President Shavkat Mirziyoyev declared his intent on this policy during a speech to foreign diplomats over the weekend.
“All diplomats make a note of this: every person, regardless of their position and affiliation with some or other organ, should be subordinated to the ambassador and should implicitly fulfill his orders. In the embassies there are representatives of a certain service, but that’s it, those times are over. Tomorrow I will recall them all. The ambassador is the representative of the president. Nobody should be keeping tabs on him,” Mirziyoyev said.
This marks a bold full-front assault on the National Security Services, or SNB, the body’s commonly deployed Russian language acronym.
The remit of the SNB has long been said to extend well beyond mere national security. High level representatives of the security services have used their influence to accumulate wealth and power, making Mirziyoyev’s increasingly bold confrontation more than a matter of bureaucratic reorganization.

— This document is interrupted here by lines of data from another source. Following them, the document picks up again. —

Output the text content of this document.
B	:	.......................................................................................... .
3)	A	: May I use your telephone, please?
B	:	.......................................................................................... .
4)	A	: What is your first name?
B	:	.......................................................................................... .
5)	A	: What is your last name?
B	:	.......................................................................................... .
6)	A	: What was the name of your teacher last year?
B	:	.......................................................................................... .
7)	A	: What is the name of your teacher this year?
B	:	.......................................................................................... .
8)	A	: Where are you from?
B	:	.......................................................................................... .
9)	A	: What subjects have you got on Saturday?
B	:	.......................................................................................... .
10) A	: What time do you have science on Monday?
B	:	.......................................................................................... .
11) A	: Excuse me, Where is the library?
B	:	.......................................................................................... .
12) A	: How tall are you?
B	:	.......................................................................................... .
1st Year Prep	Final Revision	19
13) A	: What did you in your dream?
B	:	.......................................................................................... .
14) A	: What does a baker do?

In another landmark speech on December 22, this time to lawmakers, Mirziyoyev announced that the time had come to institute legislation enshrining the precise responsibilities of the security services.

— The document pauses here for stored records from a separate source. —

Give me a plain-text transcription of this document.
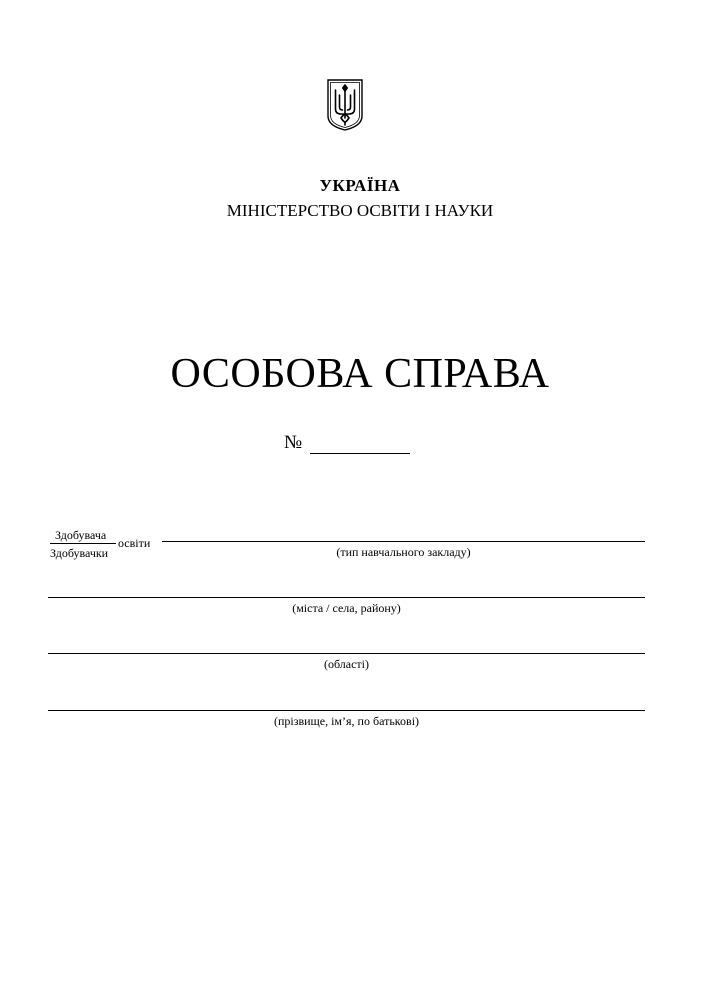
УКРАЇНА
МІНІСТЕРСТВО ОСВІТИ І НАУКИ
ОСОБОВА СПРАВА
№
Здобувача
Здобувачки
освіти
(тип навчального закладу)
(міста / села, району)
(області)
(прізвище, ім’я, по батькові)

“The National Security Services [or NSS] operates on the basis of a statute adopted by the government 26 years ago. We must reform this structure. The NSS should be a protector of our external and internal security,” Mirziyoyev said to audible rustling in the hall.
Political analyst Rafael Sattarov noted in remarks to Eurasianet.org that while most countries tend to have representatives from their security organs installed at their embassies, the issue of contention with the SNB is that their officers have unlimited power.
“It is possible that diplomats complained to the president about the SNB. But that SNB chief Rustam Inoyatov is not going to like this is pretty clear,” Sattarov said.
Mirziyoyev moves against the security chiefs that were in charge before his ascent to power in 2016 have been steady and inexorable. But while the Interior Minister and Defense Minister have both been switched out, the 74-year old head of the SNB, Inoyatov, who has held his job since 1995, remains firmly in place.
A day of reckoning for one or other side may be on the horizon.